My daughter, 5, has had bad dreams on and off since Autumn, she’s happy and I am
assuming it’s just a phase as friends say the same at this age for their children too.
Dd often comes into bed if she’s having a bad dream and we cuddle her back to sleep, it happened last night and I thought nothing more of it.
This morning she told me she had a bad dream, that I was in it and had two children, girls and they were the same as me (looked like me) they said they were playing on a rope swing and I was knitting and knitting (I only knitted as a child with my nana)
She then looked upset and said she didn’t want to say the last part, but then said that I died and she woke up 😔She said I wasn’t there anymore and she thinks the dream was next Sunday. I asked where her dad was and she said he wasn’t there.

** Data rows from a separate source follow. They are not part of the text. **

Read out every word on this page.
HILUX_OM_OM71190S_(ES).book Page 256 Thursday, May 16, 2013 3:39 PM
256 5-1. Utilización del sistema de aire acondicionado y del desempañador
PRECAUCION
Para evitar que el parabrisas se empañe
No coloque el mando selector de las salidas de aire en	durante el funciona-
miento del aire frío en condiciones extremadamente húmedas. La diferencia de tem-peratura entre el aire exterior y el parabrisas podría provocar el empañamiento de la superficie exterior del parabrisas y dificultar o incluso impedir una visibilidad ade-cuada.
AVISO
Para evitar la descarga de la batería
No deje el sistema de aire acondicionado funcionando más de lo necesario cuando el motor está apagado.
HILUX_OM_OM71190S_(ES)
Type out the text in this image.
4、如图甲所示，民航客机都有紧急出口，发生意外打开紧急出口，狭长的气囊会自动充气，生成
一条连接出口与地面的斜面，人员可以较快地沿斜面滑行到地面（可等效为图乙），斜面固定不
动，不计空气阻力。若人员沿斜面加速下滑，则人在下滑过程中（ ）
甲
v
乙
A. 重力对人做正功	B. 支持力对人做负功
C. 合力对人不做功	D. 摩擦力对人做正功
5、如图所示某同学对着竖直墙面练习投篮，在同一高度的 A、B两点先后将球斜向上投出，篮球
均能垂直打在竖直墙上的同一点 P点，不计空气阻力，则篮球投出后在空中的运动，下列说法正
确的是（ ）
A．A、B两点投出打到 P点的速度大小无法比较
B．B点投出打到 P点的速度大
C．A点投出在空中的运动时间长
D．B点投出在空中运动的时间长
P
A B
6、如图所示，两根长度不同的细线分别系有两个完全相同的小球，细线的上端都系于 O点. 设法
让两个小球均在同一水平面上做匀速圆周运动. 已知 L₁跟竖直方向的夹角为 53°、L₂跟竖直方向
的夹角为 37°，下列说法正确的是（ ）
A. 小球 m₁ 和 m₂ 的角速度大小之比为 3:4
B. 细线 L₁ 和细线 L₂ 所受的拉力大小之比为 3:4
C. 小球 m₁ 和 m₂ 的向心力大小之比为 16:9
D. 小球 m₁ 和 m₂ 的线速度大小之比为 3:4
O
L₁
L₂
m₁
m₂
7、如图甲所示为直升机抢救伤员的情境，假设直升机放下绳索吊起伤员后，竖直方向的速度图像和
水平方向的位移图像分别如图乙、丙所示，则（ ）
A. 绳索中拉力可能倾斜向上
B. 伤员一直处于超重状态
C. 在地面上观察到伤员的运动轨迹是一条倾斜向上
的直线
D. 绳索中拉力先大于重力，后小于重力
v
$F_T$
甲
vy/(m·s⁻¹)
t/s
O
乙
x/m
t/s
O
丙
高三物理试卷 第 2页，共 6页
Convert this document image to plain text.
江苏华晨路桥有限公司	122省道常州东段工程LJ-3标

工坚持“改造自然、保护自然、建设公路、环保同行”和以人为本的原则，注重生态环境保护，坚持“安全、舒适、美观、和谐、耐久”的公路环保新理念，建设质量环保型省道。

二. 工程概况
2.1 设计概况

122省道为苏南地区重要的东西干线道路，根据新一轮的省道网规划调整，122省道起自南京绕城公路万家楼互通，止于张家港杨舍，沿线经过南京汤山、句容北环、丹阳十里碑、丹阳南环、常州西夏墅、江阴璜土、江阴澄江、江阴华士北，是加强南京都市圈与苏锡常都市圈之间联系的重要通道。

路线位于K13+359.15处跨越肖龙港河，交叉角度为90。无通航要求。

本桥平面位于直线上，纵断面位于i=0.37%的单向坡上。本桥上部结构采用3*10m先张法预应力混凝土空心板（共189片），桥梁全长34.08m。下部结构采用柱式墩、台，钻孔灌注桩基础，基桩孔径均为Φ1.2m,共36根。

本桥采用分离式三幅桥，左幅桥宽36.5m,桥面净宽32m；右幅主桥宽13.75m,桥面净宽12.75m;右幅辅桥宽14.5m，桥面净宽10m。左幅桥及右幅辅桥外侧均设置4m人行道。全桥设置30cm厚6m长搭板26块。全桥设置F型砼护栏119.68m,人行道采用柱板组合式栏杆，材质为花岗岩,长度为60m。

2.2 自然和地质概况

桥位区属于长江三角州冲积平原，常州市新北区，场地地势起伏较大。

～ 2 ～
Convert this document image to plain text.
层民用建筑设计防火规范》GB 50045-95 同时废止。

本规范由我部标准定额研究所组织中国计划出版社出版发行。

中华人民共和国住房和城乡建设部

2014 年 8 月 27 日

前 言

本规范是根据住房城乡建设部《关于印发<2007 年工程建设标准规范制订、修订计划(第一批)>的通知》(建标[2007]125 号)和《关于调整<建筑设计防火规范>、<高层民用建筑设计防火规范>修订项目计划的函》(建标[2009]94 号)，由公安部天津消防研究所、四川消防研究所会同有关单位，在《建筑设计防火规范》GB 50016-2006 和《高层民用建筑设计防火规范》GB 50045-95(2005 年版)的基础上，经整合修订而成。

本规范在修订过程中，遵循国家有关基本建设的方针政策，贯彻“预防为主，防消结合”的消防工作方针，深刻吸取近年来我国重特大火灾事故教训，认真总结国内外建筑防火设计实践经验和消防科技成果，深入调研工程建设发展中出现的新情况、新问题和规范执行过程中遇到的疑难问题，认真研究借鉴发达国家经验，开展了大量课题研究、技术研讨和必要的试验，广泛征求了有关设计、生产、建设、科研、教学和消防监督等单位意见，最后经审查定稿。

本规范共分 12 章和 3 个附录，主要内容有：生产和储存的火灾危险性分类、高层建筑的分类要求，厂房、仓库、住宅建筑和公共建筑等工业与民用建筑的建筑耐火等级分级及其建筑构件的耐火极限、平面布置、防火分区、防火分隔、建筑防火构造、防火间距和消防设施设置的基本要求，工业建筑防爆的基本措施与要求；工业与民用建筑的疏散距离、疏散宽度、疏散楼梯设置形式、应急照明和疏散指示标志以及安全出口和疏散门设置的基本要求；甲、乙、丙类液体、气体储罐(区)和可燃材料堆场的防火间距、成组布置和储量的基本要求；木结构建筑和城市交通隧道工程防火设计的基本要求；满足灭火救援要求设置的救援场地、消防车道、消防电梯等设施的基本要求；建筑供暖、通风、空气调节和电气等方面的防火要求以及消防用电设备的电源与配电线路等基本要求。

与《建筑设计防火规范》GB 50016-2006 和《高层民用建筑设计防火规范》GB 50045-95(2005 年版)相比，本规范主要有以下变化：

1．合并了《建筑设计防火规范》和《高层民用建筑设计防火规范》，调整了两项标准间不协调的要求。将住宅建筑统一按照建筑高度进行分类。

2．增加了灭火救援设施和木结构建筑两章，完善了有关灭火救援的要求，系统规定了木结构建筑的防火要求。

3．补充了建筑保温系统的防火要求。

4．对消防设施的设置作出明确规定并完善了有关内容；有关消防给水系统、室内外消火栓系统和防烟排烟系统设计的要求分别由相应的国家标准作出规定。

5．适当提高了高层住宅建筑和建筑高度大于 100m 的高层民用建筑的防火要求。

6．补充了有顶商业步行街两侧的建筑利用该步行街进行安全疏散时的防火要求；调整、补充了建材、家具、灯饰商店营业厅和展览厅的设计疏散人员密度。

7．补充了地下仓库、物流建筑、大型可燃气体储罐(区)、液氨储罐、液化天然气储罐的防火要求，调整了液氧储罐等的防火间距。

I realise it’s only a dream, but I’ve been thinking about it all day and feel strange.
Dd doesn’t look like me at all, different hair colouring and type of hair, different skin etc, just doesn’t look like me (which is great really as she’s beautiful!)
Ive had many losers, one an emergency ectopic and a miscarriage. I once visited a fortune teller type person who told me I’d have *Another girl (i only have Dd) and the month she’d be born (she was correct)
I know it sounds silly and ridiculous, but is this a strange thing for a 5 year old to say/dream about? Or quite usual?